A pervasive theme in Elementory -- the association of moral uncertainty with ontological uncertainty. It's a peculiar re-emergence at a time when the draining away of traditional religious "faith" has left people more exposed than ever, and when science only seems to spiral down into ever more incomprehensible and alien, even artificial, non-human "realities". The old religions, of course, had guilt aplenty to dispense, starting with Original Sin -- a concept insulting to the modern notion of the individual, but useful to a traditional social matrix as a way of asserting a kind of universal equality in compensation for hierarchy. But that was a taught guilt -- liberal guilt, on the other hand, is a free-floating, self-generating phenomenon, kind of like what happens to a flywheel when its load is removed. (But also consider Trillings' comment re: Freud, that his resort to a "death instinct" stemmed from a desire to find a source of moral gravity again, in the absence of religion; both metaphors, however -- flywheel and gravity -- may operate here.)

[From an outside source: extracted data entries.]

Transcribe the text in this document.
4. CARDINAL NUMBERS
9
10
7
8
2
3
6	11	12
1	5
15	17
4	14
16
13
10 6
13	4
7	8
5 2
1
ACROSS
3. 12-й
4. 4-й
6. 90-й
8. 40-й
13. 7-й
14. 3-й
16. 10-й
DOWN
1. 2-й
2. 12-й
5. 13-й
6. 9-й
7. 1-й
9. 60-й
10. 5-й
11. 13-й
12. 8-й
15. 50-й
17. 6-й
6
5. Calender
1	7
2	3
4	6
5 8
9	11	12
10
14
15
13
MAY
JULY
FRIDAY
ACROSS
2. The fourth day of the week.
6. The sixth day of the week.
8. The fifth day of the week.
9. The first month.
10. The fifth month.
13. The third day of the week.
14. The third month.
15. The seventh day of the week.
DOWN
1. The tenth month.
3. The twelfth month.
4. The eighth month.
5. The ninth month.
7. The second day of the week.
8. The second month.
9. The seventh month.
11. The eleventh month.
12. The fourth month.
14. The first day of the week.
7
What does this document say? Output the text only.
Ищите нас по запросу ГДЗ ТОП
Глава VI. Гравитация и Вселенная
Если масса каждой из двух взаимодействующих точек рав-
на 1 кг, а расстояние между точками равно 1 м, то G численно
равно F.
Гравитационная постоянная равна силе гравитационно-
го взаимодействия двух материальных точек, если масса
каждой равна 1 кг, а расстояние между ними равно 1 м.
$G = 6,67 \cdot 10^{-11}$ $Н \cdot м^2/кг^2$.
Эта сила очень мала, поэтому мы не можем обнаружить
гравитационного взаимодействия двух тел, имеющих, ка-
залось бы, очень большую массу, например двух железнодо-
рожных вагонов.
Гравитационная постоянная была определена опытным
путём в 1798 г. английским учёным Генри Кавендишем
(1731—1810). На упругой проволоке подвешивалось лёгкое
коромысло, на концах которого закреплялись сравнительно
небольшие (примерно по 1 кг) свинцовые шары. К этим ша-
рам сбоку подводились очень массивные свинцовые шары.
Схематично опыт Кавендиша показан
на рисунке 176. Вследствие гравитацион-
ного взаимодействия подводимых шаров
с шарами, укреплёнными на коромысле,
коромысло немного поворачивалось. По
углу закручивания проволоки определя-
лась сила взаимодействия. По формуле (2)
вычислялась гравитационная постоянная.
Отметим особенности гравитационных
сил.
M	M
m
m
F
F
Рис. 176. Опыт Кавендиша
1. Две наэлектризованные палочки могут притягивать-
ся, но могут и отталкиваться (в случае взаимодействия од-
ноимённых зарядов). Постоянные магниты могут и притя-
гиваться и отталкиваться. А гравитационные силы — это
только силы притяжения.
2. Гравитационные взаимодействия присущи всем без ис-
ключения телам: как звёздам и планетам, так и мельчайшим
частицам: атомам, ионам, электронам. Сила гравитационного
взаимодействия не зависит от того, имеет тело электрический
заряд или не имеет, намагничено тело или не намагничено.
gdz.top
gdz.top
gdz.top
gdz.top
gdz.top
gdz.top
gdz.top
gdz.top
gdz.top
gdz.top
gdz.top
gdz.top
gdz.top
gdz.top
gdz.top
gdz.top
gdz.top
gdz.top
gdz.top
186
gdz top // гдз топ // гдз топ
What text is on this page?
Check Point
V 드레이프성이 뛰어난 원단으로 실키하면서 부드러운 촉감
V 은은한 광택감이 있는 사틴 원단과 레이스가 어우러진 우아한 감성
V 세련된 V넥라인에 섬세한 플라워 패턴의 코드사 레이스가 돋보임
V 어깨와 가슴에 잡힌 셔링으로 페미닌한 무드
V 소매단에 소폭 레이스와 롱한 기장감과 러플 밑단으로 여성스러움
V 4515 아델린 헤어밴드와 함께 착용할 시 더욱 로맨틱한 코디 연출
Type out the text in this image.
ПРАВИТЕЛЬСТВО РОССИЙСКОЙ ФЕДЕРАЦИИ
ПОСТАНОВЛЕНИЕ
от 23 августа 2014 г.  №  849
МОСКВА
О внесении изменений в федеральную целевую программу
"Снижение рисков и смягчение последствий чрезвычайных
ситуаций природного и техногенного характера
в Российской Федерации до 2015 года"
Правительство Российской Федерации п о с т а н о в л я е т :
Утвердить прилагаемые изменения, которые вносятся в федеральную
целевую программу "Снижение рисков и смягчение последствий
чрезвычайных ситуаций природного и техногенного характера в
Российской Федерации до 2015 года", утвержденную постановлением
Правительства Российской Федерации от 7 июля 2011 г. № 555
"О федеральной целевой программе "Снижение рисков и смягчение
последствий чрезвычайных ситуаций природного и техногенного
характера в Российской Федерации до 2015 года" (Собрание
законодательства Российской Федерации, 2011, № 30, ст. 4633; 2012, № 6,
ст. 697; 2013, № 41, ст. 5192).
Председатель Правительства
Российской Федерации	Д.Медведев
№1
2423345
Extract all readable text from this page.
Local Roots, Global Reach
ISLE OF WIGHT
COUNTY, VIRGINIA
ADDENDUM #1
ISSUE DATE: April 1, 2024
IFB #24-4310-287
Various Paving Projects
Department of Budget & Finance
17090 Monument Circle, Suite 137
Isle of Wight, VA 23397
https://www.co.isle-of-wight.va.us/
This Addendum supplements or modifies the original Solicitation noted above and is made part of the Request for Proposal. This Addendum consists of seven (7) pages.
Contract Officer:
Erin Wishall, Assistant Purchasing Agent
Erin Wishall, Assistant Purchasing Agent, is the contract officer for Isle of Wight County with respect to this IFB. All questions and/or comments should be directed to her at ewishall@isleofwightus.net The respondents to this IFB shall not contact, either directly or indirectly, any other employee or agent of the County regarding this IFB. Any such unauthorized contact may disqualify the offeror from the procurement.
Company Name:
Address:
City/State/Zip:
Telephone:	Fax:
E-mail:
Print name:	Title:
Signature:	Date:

Let's say that such guilt constitutes a theme of Elementory, where it's especially pertinent to the first half -- in fact it becomes a lever in the hands of the main antagonist. To quote from some earlier notes:
And now consider how such a theme might relate to the larger theme of contrasting appearance-as-screen with appearance-as-foundation. The issue is complex, but free-floating, as opposed to specific, guilt acts as a source of moral gravity for those perpetually troubled by the sense of an abyss over which they hover -- i.e., specifically for those lacking a sense of a foundation or bedrock on which to stand.
This is the explanation for that bien pensant "concern" that so often manifests itself in these circles. In the second half, then, would be nice to contrast real or substantive guilt.